Furnace Annealing

 

 

The electrical behavior after implantation is dominated by deep-level electrons and hole-traps, which capture carriers and make resistivity high. Annealing is heating the wafer at high temperature for a specific time to repair lattice damage and to move dopant atoms on substitutional sites where they will be electrically active.

 

The success of the annealing is measured in terms of the fraction of the dopant atoms that will become electrically active.

 

Also the aim is to keep shallow implants shallow by minimizing diffusion.

 

Furnace annealing has times on the order of minutes. Annealing depends on dopant type, dose and whether the silicon has been made completely amorphous or if it is partially disordered.

 

For amorphous silicon, regrowth is by solid phase epitaxy. The amorphous/crystalline interface moves towards the surface at a fixed velocity that depends on temperature, doping and crystal orientation.

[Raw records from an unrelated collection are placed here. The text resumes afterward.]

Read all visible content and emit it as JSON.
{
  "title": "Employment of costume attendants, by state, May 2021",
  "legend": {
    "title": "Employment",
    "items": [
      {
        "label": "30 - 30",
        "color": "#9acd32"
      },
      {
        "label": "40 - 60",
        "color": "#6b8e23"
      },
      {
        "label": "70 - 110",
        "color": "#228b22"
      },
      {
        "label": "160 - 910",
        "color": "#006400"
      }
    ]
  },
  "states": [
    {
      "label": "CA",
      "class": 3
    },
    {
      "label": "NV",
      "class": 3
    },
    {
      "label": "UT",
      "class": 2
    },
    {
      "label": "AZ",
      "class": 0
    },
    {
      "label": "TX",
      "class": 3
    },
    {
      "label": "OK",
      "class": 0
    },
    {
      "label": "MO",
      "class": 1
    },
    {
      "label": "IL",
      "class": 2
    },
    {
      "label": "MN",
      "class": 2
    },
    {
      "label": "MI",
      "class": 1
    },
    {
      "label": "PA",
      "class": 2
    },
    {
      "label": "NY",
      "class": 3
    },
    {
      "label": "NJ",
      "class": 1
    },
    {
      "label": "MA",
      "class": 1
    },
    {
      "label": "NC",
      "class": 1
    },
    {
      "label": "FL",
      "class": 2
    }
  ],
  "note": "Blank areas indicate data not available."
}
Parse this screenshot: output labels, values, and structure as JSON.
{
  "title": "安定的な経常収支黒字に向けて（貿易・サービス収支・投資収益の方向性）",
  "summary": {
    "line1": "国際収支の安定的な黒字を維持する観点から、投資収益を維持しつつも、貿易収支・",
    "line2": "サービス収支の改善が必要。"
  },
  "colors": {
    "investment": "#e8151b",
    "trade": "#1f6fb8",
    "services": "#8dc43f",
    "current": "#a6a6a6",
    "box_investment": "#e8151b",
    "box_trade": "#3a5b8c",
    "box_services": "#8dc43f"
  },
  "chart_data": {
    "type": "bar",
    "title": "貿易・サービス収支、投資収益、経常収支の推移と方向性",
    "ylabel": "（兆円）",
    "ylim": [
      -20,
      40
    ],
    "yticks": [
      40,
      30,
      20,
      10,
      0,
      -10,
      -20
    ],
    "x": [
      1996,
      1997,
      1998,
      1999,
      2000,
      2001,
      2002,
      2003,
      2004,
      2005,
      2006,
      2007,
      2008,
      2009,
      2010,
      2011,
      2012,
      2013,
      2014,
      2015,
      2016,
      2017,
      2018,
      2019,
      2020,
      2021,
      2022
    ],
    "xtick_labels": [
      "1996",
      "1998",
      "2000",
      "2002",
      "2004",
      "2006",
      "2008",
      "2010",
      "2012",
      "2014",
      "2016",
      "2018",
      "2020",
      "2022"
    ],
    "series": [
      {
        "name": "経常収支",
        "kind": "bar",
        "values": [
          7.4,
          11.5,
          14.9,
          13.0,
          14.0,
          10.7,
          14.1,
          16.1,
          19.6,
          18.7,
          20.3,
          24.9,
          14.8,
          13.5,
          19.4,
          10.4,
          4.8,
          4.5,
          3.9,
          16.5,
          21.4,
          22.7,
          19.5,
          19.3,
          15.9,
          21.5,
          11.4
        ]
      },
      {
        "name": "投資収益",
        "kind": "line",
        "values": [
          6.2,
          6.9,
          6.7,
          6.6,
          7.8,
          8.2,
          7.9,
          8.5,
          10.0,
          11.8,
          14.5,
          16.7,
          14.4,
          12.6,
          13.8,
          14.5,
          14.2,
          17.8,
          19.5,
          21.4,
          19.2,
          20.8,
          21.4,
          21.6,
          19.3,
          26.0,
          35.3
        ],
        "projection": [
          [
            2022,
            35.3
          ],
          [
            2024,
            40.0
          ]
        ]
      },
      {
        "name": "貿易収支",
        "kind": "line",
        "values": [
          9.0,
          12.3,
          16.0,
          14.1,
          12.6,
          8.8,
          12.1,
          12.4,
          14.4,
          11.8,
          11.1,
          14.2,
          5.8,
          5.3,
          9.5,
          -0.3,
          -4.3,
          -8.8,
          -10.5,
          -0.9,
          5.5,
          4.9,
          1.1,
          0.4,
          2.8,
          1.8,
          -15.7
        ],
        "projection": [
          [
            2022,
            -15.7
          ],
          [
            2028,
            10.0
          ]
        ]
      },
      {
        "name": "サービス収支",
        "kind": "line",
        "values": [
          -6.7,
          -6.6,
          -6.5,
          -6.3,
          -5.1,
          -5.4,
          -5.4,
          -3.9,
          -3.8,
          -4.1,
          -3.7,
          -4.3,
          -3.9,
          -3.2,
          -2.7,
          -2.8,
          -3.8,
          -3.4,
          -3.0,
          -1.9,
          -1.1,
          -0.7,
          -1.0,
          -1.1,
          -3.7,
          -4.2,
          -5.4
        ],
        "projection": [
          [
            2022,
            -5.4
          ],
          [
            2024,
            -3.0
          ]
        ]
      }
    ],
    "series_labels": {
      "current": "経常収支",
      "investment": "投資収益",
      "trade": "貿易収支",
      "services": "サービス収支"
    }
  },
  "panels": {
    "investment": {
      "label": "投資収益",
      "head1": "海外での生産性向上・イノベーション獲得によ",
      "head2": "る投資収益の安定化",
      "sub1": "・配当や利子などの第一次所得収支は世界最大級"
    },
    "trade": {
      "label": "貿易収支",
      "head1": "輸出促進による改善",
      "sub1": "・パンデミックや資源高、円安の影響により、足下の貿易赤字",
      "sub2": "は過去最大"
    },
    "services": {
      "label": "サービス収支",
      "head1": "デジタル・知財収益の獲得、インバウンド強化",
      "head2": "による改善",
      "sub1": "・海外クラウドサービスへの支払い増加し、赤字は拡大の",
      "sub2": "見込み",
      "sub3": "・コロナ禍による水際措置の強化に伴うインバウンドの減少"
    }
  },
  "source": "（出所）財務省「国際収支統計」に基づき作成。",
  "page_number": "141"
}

Activation energy for SPE is 2.3 eV indicating that the process involves bond breaking at the interface. Impurities such as B,P, As increase the regrowth because they increase the number of broken bonds.[2]

 

If the silicon is partially amorphous then lattice repair occurs by the generation and diffusion of point defects. This process has an activation energy of about 5eV and requires temperatures on the order of 900°C to remove all defects.

 

Isochronal annealing plots, showing the fraction of activated dopant as a function of temperature for a fixed annealing time can summarize annealing characteristics.[1]

 

           

Fig. 8 Isochronal annealing of boron. The fraction of activated dopant is plotted against anneal temperature for different implant doses.[2]

 

 

Region I

Region II

Region III

Below 500°C point defects dominate free carrier concentration. As temperature increases these defects diffuse and combine. Net carrier concentration increases as many traps anneal out.

Above 500°C extended defects are formed which reduce the number of substitutional boron atoms and cause a net decrease in carrier concentration. This is called Reverse Annealing.

Above 600°C fraction of activated dopant atoms increases as point defect generation and migration allows precipitates and dislocations to dissolve.